I am trying to spin up on Python and PySpark. I followed this page on installing and checking PySpark in Anaconda on Windows. The following checking code works:
>>> import findspark
>>> findspark.init()
>>> findspark.find()
'C:\\Users\\User.Name\\anaconda3\\envs\\py39\\lib\\site-packages\\pyspark'
>>> from pyspark.sql import SparkSession
>>> spark = SparkSession.builder.appName('SparkExamples.com').getOrCreate()
>>> data = [("Java","20000"), ("Python","100000"), ("Scala","3000")]

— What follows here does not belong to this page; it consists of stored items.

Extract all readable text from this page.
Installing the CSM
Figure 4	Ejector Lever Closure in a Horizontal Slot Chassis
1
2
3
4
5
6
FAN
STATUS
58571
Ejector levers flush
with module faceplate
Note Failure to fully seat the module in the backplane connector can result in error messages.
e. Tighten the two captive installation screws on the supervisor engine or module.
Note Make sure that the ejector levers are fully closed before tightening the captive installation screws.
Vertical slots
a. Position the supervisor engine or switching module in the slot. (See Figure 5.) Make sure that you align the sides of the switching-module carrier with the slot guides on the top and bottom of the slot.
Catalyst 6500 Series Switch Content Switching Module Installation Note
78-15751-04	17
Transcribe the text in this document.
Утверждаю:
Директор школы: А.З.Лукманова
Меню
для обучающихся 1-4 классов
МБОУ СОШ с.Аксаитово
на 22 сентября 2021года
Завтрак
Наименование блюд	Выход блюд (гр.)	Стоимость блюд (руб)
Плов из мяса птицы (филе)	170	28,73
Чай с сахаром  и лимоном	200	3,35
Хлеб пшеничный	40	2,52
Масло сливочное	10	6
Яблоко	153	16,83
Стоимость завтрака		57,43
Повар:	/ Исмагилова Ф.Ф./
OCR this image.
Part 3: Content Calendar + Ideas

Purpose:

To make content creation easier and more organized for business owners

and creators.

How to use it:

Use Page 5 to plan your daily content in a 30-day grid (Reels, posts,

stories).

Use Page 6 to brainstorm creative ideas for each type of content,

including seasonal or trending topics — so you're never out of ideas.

>>> columns = ["language","users_count"]
>>> df = spark.createDataFrame(data).toDF(*columns)
>>> df.show()
+--------+-----------+
|language|users_count|
+--------+-----------+
| Java| 20000|
| Python| 100000|
| Scala| 3000|
+--------+-----------+
I am tried accessing the online help for the methods createDataFrame
and toDF
. Getting help on createDataFrame
was straighforward: help(spark.createDataFrame)
.
I haven't been able to access the online help for toDF
:
>>> help(spark.toDF)
AttributeError: 'SparkSession' object has no attribute 'toDF'
>>> help(DataFrame.toDF)
NameError: name 'DataFrame' is not defined
>>> help(spark.DataFrame.toDF)
AttributeError: 'SparkSession' object has no attribute 'DataFrame'
>>> help(DataFrame)
NameError: name 'DataFrame' is not defined
>>> help(spark.DataFrame)
AttributeError: 'SparkSession' object has no attribute 'DataFrame'
(1) How is the documentation accessed?
(2) Is there a scheme for accessing the help that one can infer based on the checking code above?